Well, what about it? Adjusting flocking is the saddle fit version of fine-tuning. It is not changing the overall fit of the saddle.

Adjusting the flocking when the tree is the wrong shape is like (ahem) whistling in the wind.

It’s like adding an extra hole to your belt in an attempt to make a pair of jeans fit, despite the fact that the waist is a size too narrow and the legs 6  inches too short.

Adjusting the flocking only works when the tree is already a fundamentally good fit. The same goes for any flocking substitute, such as risers or wedges inserted into the panels. It is not enough to make a saddle fit the horse, when the tree is the wrong shape.

The message is being massaged

screwdriver

Adjustable gullet plates are now free of the original designer’s patent restrictions and a number of companies are now using them.
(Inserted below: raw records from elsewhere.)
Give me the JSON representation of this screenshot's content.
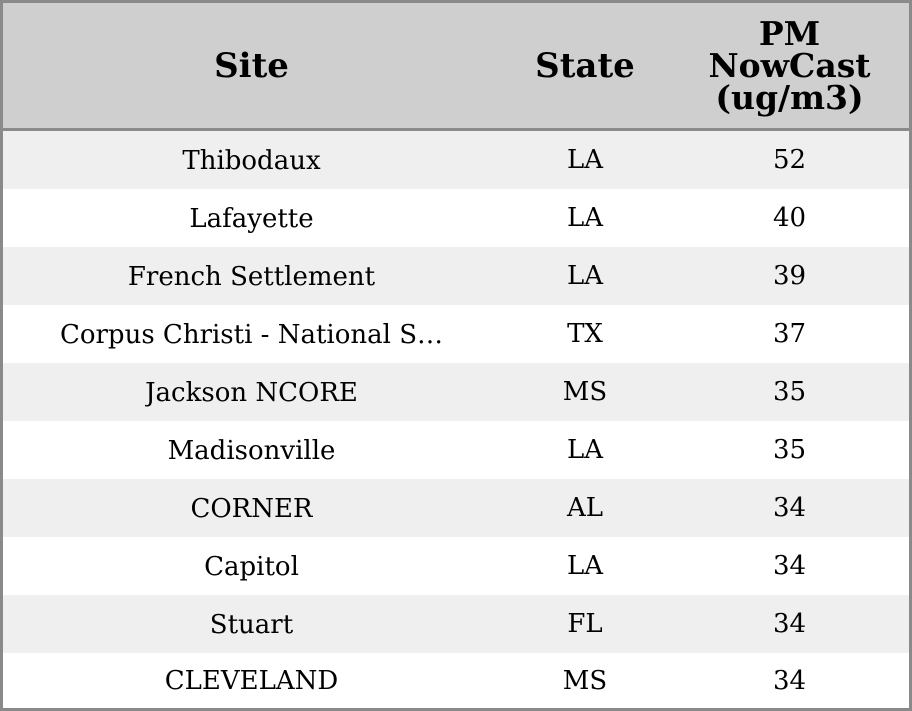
{
  "table": {
    "headers": {
      "site": "Site",
      "state": "State",
      "value_lines": [
        "PM",
        "NowCast",
        "(ug/m3)"
      ]
    },
    "rows": [
      {
        "site": "Thibodaux",
        "state": "LA",
        "value": "52"
      },
      {
        "site": "Lafayette",
        "state": "LA",
        "value": "40"
      },
      {
        "site": "French Settlement",
        "state": "LA",
        "value": "39"
      },
      {
        "site": "Corpus Christi - National S…",
        "state": "TX",
        "value": "37"
      },
      {
        "site": "Jackson NCORE",
        "state": "MS",
        "value": "35"
      },
      {
        "site": "Madisonville",
        "state": "LA",
        "value": "35"
      },
      {
        "site": "CORNER",
        "state": "AL",
        "value": "34"
      },
      {
        "site": "Capitol",
        "state": "LA",
        "value": "34"
      },
      {
        "site": "Stuart",
        "state": "FL",
        "value": "34"
      },
      {
        "site": "CLEVELAND",
        "state": "MS",
        "value": "34"
      }
    ]
  },
  "colors": {
    "header_bg": "#cfcfcf",
    "row_stripe": "#efefef",
    "border": "#8a8a8a"
  }
}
As already said, that’s great, providing the saddles are fitted well.

And who determines that? It can be hard to be sure when certain departments continue to make this ongoing, inaccurate claim about their brand of saddles being adjustable to all horses.

It’s marketing at its worst. It’s not just misleading, it’s plain untrue. Worse, it’s willful mis-education that leads horse owners into the mistaken belief that because they have the right gullet plate, then their saddle fits and their horse can’t possibly be in any pain. 

It bugs me that people are being misled. It bugs me far more that horses end up being the silent incumbents of a problem with so much potential to lead to back pain. (And I have worked with the results first-hand.)

As I said earlier, when the saddle fits, FANTASTIC. In fact, FANTASTIC with bells on.

And when it doesn’t, it’s the horse who suffers, no matter how many professionals are saying that black is in fact white, and that with the right ‘system’, an adjustable saddle can be made to fit any horse.

It can’t.

June 2019 update: 5 years after publishing this article, I received the following message from the Ruiz Diaz company in Argentina:

“I am part of the team producing Pessoa, PDS and Anky saddles. I just want to let you know that we have been working on our saddles for better fitting on the rest of the body and not only the withers. Thanks for your article once again, it was really nice to read your words and realize that with a wrong concept we have been saying that the x-change system was fitting every horse but there is much more apart the horse withers.”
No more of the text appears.